Needham resident Artie Crocker said he didn’t feel the Occupy message was vague at all and that he felt Lynch’s response was “somewhat dismissive” of the movement.
“Yes, there are number of things being talked about, but a number of them are not very vague at all,” Crocker said. “You mentioned one of them as far as [how the government] bailed out Wall Street and forgot about Main Street—that’s certainly not very vague. There’s the issue of accountability of what happened to the economy—it crashed because of derivatives, it crashed because of greed. That’s not very vague.”
Lynch said he was basing his response on his position as a lawmaker.
“When someone says, ‘Do you support the goals?’, I’m thinking as a lawmaker—what initiatives, what goals do you think legislatively we can accomplish, and do you agree with those goals,” he said. “I firmly believe that the Citizens United decision—I would support a Constitutional amendment to overturn that decision. Granting citizenships to corporations, which are state-created entities that are immortal—they live forever—greatly diminishes the rights of ordinary citizens. I think it was wrong-headed. I think it was probably the worst decision of my lifetime of the Supreme Court.”
Continuing the conversation in a slightly different strain, Needham resident Harmony Wu told Lynch she felt that politics had wrongly changed legislators’ focus from economic growth to budget cuts.
“We’ve been led into accepting the narrative that the deficit is the most important thing right now when we’re in a recession or recovery. I just don’t think that’s what we need to focus on,” she said. “This was a debate change from the Republicans of the Bush era to the Republicans of the Tea Party in the 2010 midterms, and now it’s as if the 2000s never happened. […] They have managed to make every question about budget, every question about taxes, into something about, well, we just have to stop spending.”
Wu said she believed the conversation should be focused on “vigorous” economic recovery and that she wanted Lynch and other Democrats in office to reframe the debate in that way.
“I want to see more pushback on that theme. I want to see Democrats—the President, you, the Congressional delegation from Massachusetts—saying ‘This is the story; this is what we’re dealing with,’” Wu told Lynch.
The Congressman told Wu she was “right on point.”
“You’re absolutely right. If we’re going to get out of this, we’re not going to cut our way out of this.

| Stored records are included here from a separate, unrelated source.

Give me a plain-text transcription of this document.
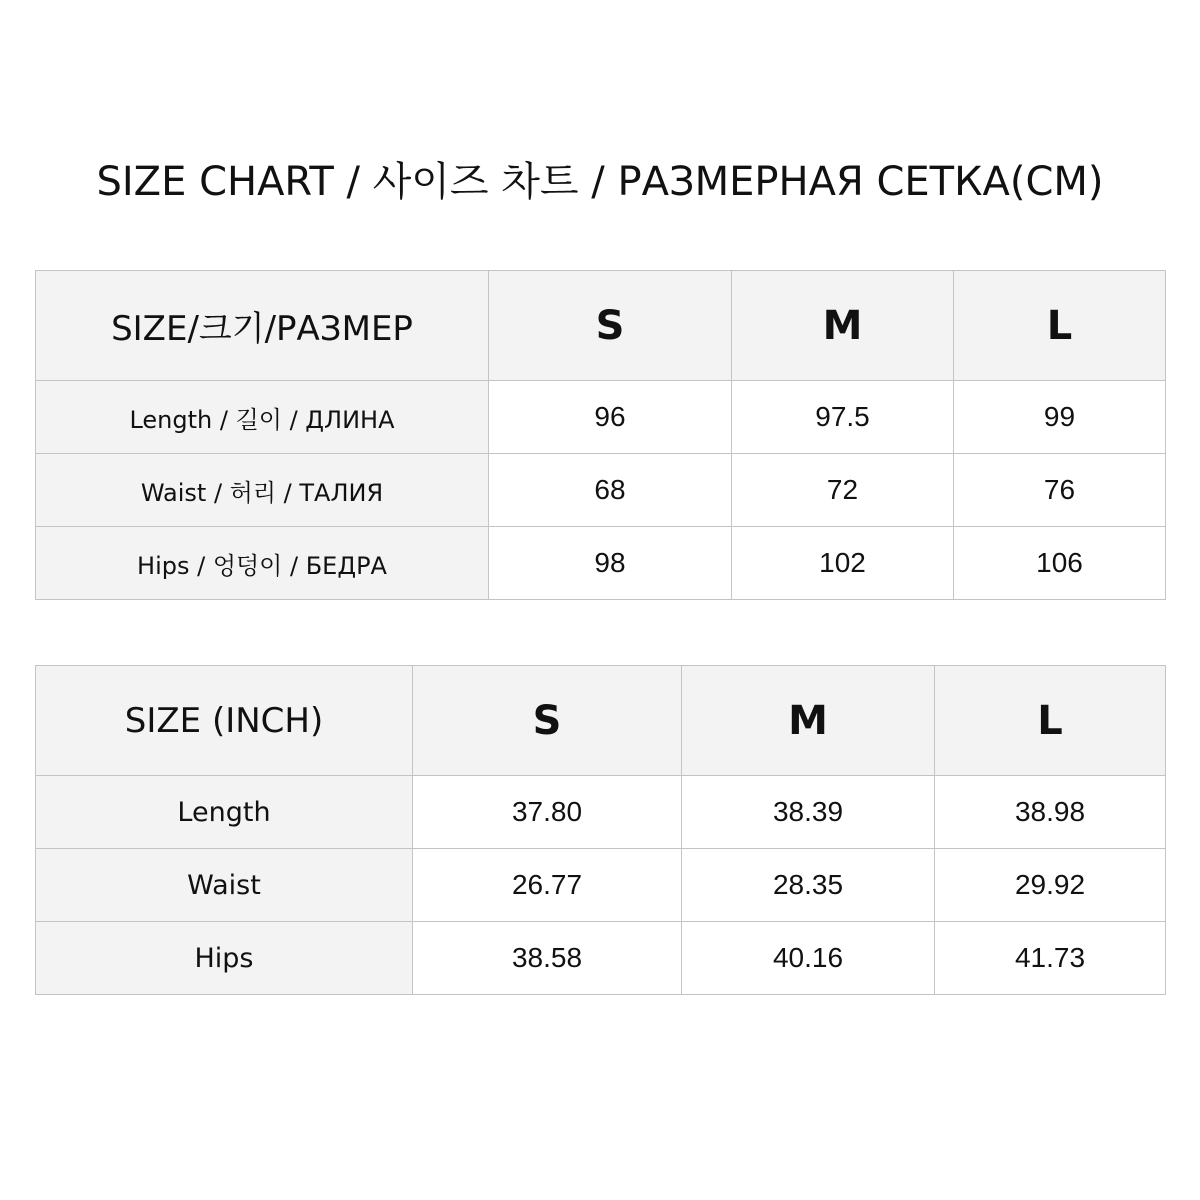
SIZE CHART / 사이즈 차트 / РАЗМЕРНАЯ СЕТКА(CM)
SIZE/크기/РАЗМЕР	S	M	L
Length / 길이 / ДЛИНА	96	97.5	99
Waist / 허리 / ТАЛИЯ	68	72	76
Hips / 엉덩이 / БЕДРА	98	102	106
SIZE (INCH)	S	M	L
Length	37.80	38.39	38.98
Waist	26.77	28.35	29.92
Hips	38.58	40.16	41.73
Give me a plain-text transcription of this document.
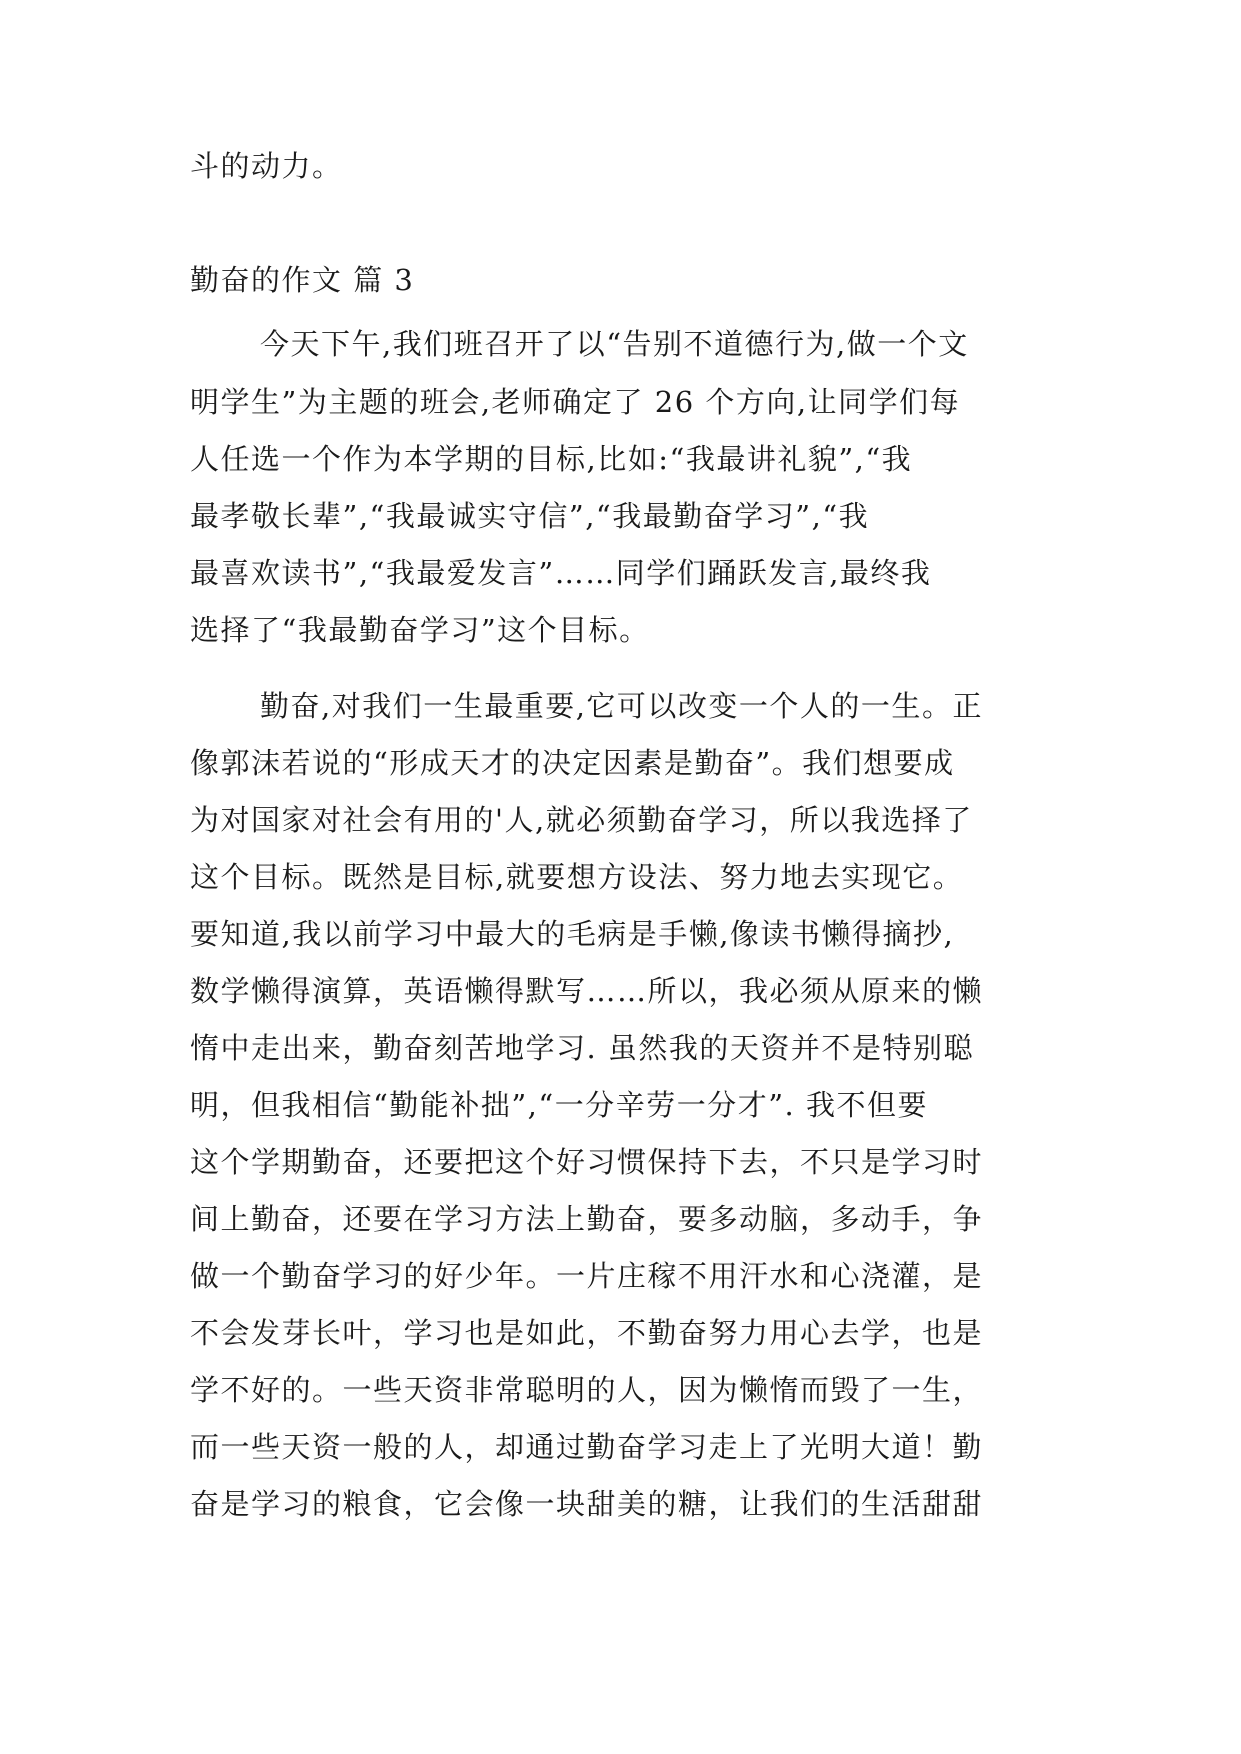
斗的动力。

勤奋的作文 篇 3

今天下午,我们班召开了以“告别不道德行为,做一个文

明学生”为主题的班会,老师确定了 26 个方向,让同学们每

人任选一个作为本学期的目标,比如:“我最讲礼貌”,“我

最孝敬长辈”,“我最诚实守信”,“我最勤奋学习”,“我

最喜欢读书”,“我最爱发言”……同学们踊跃发言,最终我

选择了“我最勤奋学习”这个目标。

勤奋,对我们一生最重要,它可以改变一个人的一生。正

像郭沫若说的“形成天才的决定因素是勤奋”。我们想要成

为对国家对社会有用的'人,就必须勤奋学习，所以我选择了

这个目标。既然是目标,就要想方设法、努力地去实现它。

要知道,我以前学习中最大的毛病是手懒,像读书懒得摘抄,

数学懒得演算，英语懒得默写……所以，我必须从原来的懒

惰中走出来，勤奋刻苦地学习. 虽然我的天资并不是特别聪

明，但我相信“勤能补拙”,“一分辛劳一分才”. 我不但要

这个学期勤奋，还要把这个好习惯保持下去，不只是学习时

间上勤奋，还要在学习方法上勤奋，要多动脑，多动手，争

做一个勤奋学习的好少年。一片庄稼不用汗水和心浇灌，是

不会发芽长叶，学习也是如此，不勤奋努力用心去学，也是

学不好的。一些天资非常聪明的人，因为懒惰而毁了一生，

而一些天资一般的人，却通过勤奋学习走上了光明大道！勤

奋是学习的粮食，它会像一块甜美的糖，让我们的生活甜甜
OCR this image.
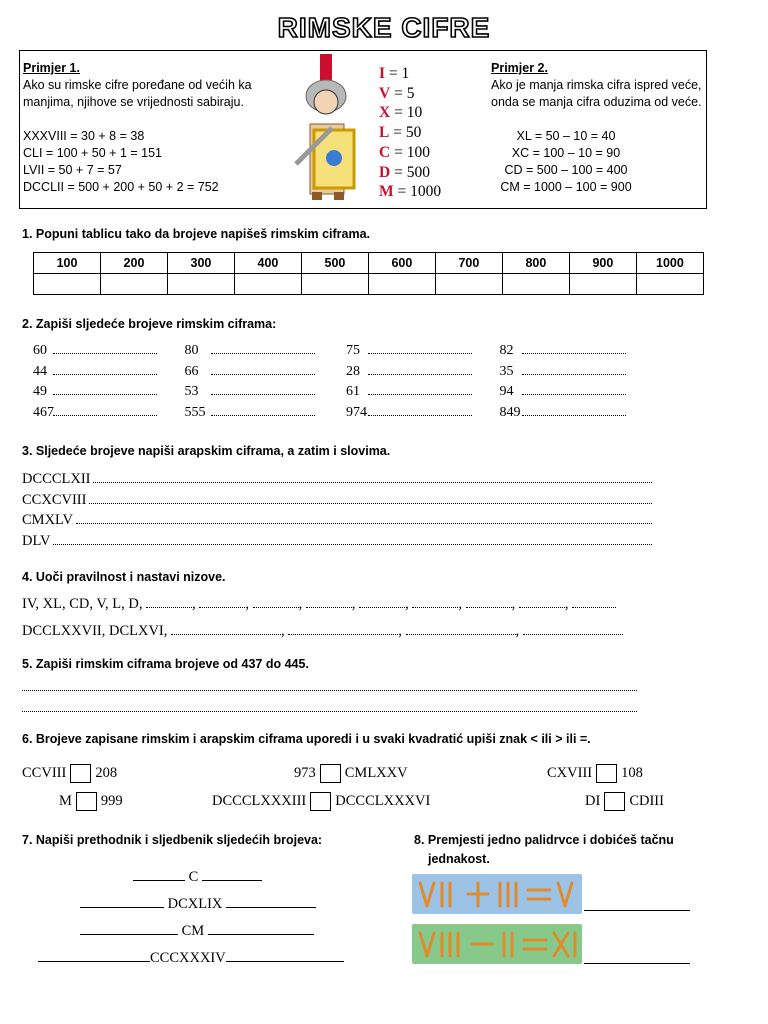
RIMSKE CIFRE
Primjer 1.
Ako su rimske cifre poređane od većih ka
manjima, njihove se vrijednosti sabiraju.
XXXVIII = 30 + 8 = 38
CLI = 100 + 50 + 1 = 151
LVII = 50 + 7 = 57
DCCLII = 500 + 200 + 50 + 2 = 752
I = 1
V = 5
X = 10
L = 50
C = 100
D = 500
M = 1000
Primjer 2.
Ako je manja rimska cifra ispred veće,
onda se manja cifra oduzima od veće.
XL = 50 – 10 = 40
XC = 100 – 10 = 90
CD = 500 – 100 = 400
CM = 1000 – 100 = 900
1. Popuni tablicu tako da brojeve napišeš rimskim ciframa.
100	200	300	400	500	600	700	800	900	1000

2. Zapiši sljedeće brojeve rimskim ciframa:
60	80	75	82
44	66	28	35
49	53	61	94
467	555	974	849
3. Sljedeće brojeve napiši arapskim ciframa, a zatim i slovima.
DCCCLXII
CCXCVIII
CMXLV
DLV
4. Uoči pravilnost i nastavi nizove.
IV, XL, CD, V, L, D,	,	,	,	,	,	,	,	,
DCCLXXVII, DCLXVI,	,	,	,
5. Zapiši rimskim ciframa brojeve od 437 do 445.
6. Brojeve zapisane rimskim i arapskim ciframa uporedi i u svaki kvadratić upiši znak < ili > ili =.
CCVIII 208	973 CMLXXV	CXVIII 108
M 999	DCCCLXXXIII DCCCLXXXVI	DI CDIII
7. Napiši prethodnik i sljedbenik sljedećih brojeva:
C
DCXLIX
CM
CCCXXXIV
8. Premjesti jedno palidrvce i dobićeš tačnu
jednakost.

We’re going to have to grow our way out of this,” he said. “I think that’s what the President was trying to address when he introduced the comprehensive jobs bill a couple of weeks ago.”
The measure received only 50 votes in the Senate, Lynch said.
Turning the conversation back to the Occupy Wall Street movement, Wu said that part of why the movement was growing and gaining a broad base of support was “because we need our establishment, our legislators, to articulate what we’re all sort of sensing.”
“Yes, the Republicans are going to defeat these kinds of infrastructure bills [like the President’s jobs bill], but the argument, I feel so strongly, needs to be mounted again and again and again,” Wu said. “Even if we lose the battle, we need to start waging a war on the ideas.”
After the Congress On Your Corner event, Wu, Crocker and others said they were working to organize a local effort to support the Occupy Wall Street/Occupy Boston movement.
The group planned to hold their first organizational meeting on Sunday evening at Crocker’s home, with more than a dozen people expected to attend—including a representative from the Occupy Boston group.
Wu said the meet-up was one of several being organized throughout the state to develop an “Occupy the ‘Burbs” movement in Massachusetts’ suburban communities.